Members of both parties claim that they’ll make emergency benefits their top priority when the new Congress convenes in January. But even if the program is extended–and some Republicans claim that it’s too costly–workers who were cut off will face a four- to six-week gap in checks. That can be the difference between barely scraping by–and hitting bottom.

More than 8 million people are unemployed in the U.S. today–about 6 percent of the labor force, according to government statistics, a relatively low number compared to previous recessions. But that’s just the official count. Economists agree that there are a substantial number of “discouraged workers” who don’t figure in the statistics–people who’ve given up looking for work.

Thus, the growth of the U.S. workforce began slowing in early 2000–a sure sign “of a weak labor market in which potential job seekers avoid even attempting to enter the workforce,” according to the newly published State of Working America 2002-03. Plus there’s the underemployed–people who make do with part-time work because they can’t find full-time jobs. All told, the real jobless rate is significantly higher that the official figure.

The overall statistics also mask another trend–the destruction of good-paying jobs with benefits. The manufacturing sector of the U.S. economy has been hardest hit by the recession–and responsible for the brunt of job losses. According to Economic Policy Institute economist Jared Bernstein, between March 2001 and November 2002, 1.5 million manufacturing jobs were lost–accounting for almost all of the net total of 1.6 million jobs lost over the period.

People like William Blaine are taking the hit. He took a job in North Carolina with Nortel at the height of the telecommunications boom a few years ago. But when the boom went bust and he was laid off, the 54-year-old William found that jobs in his industry had dried up. Now he makes ends meet with a part-time position at a boating store–run by his son. The other job “opportunity” that he’s considering? Security guard. “You feel like someone has pulled the plug on you,” he told the Chicago Tribune.

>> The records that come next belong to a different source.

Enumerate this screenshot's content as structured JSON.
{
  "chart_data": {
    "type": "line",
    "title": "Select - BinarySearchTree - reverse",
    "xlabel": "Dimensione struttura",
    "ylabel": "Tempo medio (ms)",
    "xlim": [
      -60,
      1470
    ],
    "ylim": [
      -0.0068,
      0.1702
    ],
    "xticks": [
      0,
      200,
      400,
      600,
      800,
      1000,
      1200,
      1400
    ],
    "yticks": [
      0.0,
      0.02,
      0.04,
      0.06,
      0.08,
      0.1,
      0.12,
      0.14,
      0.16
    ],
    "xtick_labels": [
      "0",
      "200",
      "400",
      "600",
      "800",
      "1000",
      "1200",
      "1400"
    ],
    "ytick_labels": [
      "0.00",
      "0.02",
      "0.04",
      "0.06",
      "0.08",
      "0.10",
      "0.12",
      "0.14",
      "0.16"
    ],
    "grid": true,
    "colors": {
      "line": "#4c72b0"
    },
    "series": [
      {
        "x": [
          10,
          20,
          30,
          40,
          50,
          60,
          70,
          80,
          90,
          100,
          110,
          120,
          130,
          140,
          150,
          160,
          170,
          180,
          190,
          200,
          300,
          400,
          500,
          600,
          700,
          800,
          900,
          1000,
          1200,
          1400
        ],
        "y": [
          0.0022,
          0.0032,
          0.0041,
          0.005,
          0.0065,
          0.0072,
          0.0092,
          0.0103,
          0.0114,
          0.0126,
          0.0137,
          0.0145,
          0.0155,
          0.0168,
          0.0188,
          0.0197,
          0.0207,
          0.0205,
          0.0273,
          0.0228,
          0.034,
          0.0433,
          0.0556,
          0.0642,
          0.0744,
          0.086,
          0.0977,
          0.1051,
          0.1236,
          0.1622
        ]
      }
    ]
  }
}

For the victims of the layoff ax, there’s not much help available. In most states, unemployment benefits cover just half of lost wages, or less–and they only last for 26 weeks. Compare that to France, where jobless workers get around 80 percent of their earnings for up to two years. And this is for the lucky few who qualify.

During the mid-1970s recession, three-quarters of laid-off U.S. workers got jobless benefits. Last year, only 43 percent of the unemployed got checks. Over the past three decades, politicians have only added to restrictions on the unemployment insurance system–requirements for hours worked, length of time on the job and so on.

Thus, Chicago restaurant worker Rodney Wilson has been out of work for a year. But he fell a couple hundred dollars short of qualifying for benefits–so he’s gone empty-handed the whole time. “There isn’t anything out there,” he says. “I’m looking for anything I can get. But it’s real tough.”

The unemployed themselves aren’t the only victims of unemployment. Employers know very well that job insecurity strengthens their hand with workers still on the job. Wage growth has slowed at all income levels, but especially at the lower end of the scale, as a direct result of increasing competition for scarce work.

And employers now take it for granted that they can provide fewer benefits to workers. Health care is an especially popular target for “cost-cutting.” Indeed, workers are less likely today to have employer-provided health insurance than they were 30 years ago–and those who do have it pay a bigger share of the cost.

Meanwhile, Corporate America is using the recession to undermine the power of unions. For example, telecommunications equipment maker Lucent Technologies claimed poverty when it slashed nearly 1,000 union jobs at its North Andover, Mass., plant this year. But at the same time, management hired a labor contractor, Solectron, to fill jobs at the factory. Masking tape on the plant floor marks the dividing line for union and nonunion workers.

Whether they’re working or laid-off, Lucent workers are paying a steep price. But according to Ed Peters, chief investment analyst for the Boston firm PanAgora Asset Management, that’s the way the free market is supposed to work. As he told the Chicago Tribune, “We overinvested not only in technology, but also in people.”